The first real lesbian kiss in a film is an honor that rightfully belongs to Mädchen in Uniform. It’s true that a year earlier, in 1930, Marlene Dietrich played a tux-clad chanteuse who snogs a woman in a nightclub audience in Morocco, but Dietrich has no further contact with this female extra, and the kiss is cynically if efficaciously played to the star’s male love interest, a legionnaire (Gary Cooper) who’s watching her saucy performance intently. Unlike in Morocco, there are no titillated men to be found in Mädchen in Uniform. It is the schoolgirls who are jacked and lusty, the schoolmarms who are patriarchal and tyrannical. The kiss, which takes place behind the closed doors of a dorm, isn’t about who’s performing for whom. It’s about what it feels like for a girl.

Early in the film, a neat row of covetous schoolgirls in white dresses line themselves up on their knees, waiting for a goodnight kiss from their governess. Manuela, the new arrival, is mesmerized by Miss von Bernburg’s silhouette bestowing a kiss across the room: two shadows meld into one. The ritualistic eros of this tantalizingly unhurried two-minute sequence is undergirded by Manuela’s mounting anticipation as she awaits her turn, a credible insight into the longing of an adolescent girl from a time when female characters were habitually portrayed as symbols or foils.

It’s no surprise to learn that Mädchen in Uniform was directed by a woman.

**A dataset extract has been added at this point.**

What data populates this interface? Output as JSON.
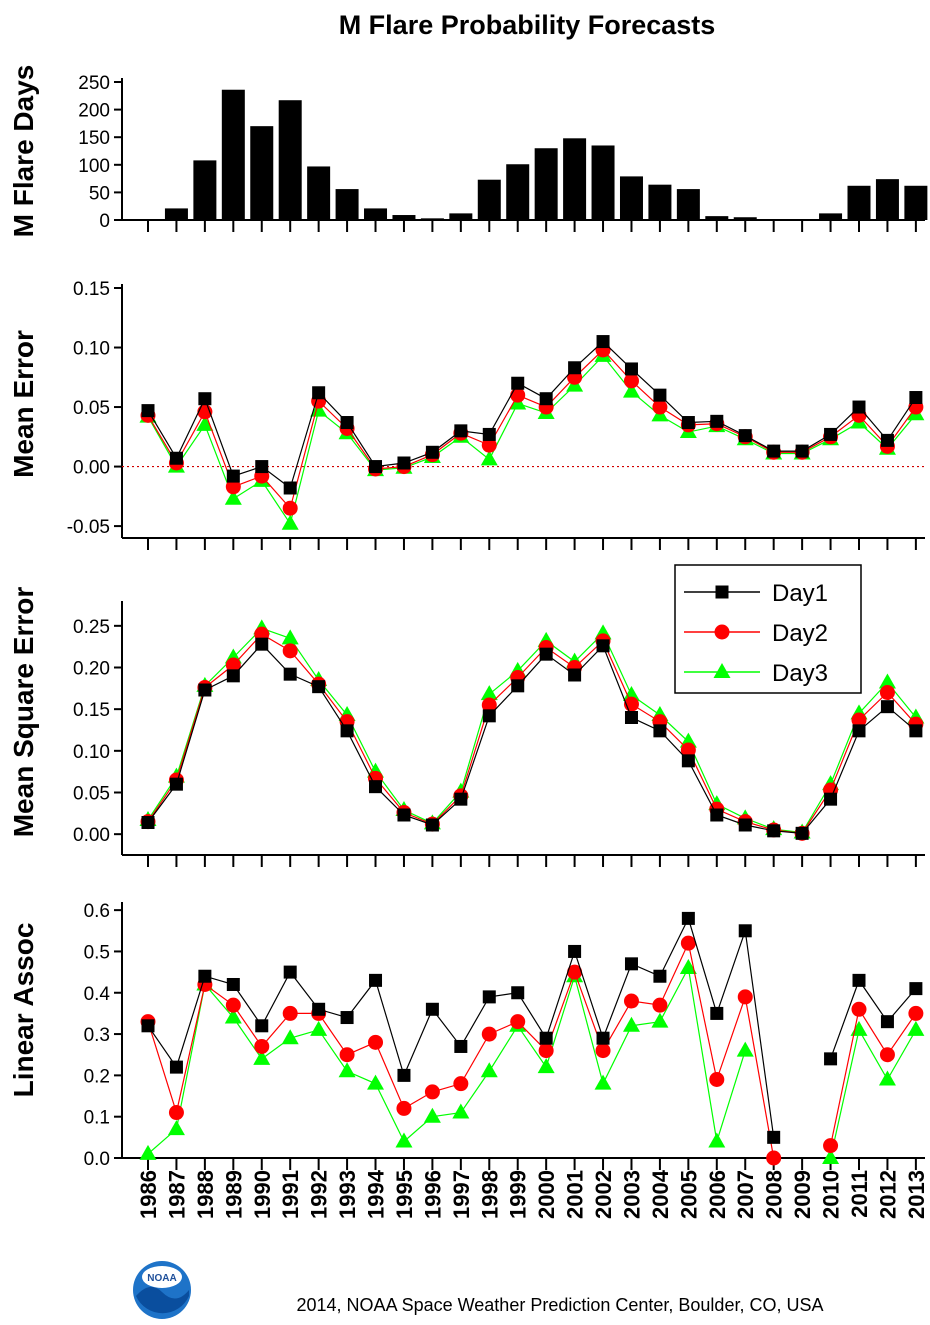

Her name was Leontine Sagan. She was a Max Reinhardt–trained actor before she became one of the first female directors in Europe. German expressionism, which had dominated the previous decade, was still de rigueur in 1931, when Sagan shot her debut. The deliberate pacing, attention to mise-en-scène, and chiaroscuro shadow play in Mädchen in Uniform had often been used by Sagan’s male contemporaries to show the distorted view of a disturbed male protagonist driven to madness in a violent world. But Sagan combined stylistic elements from expressionism with then-uncommon naturalistic performances to evoke the tender subjectivity of the young female psyche as it had never been seen—by a woman behind the camera. A series of close-ups of tremulous, hungry, excitable faces offers distinct insights into how each schoolgirl takes her pleasure. Manuela is last in line, but when she receives her kiss in an amatory two-shot, it’s not on the cheek, as it was with everyone else. Miss von Bernburg kisses her full on the lips.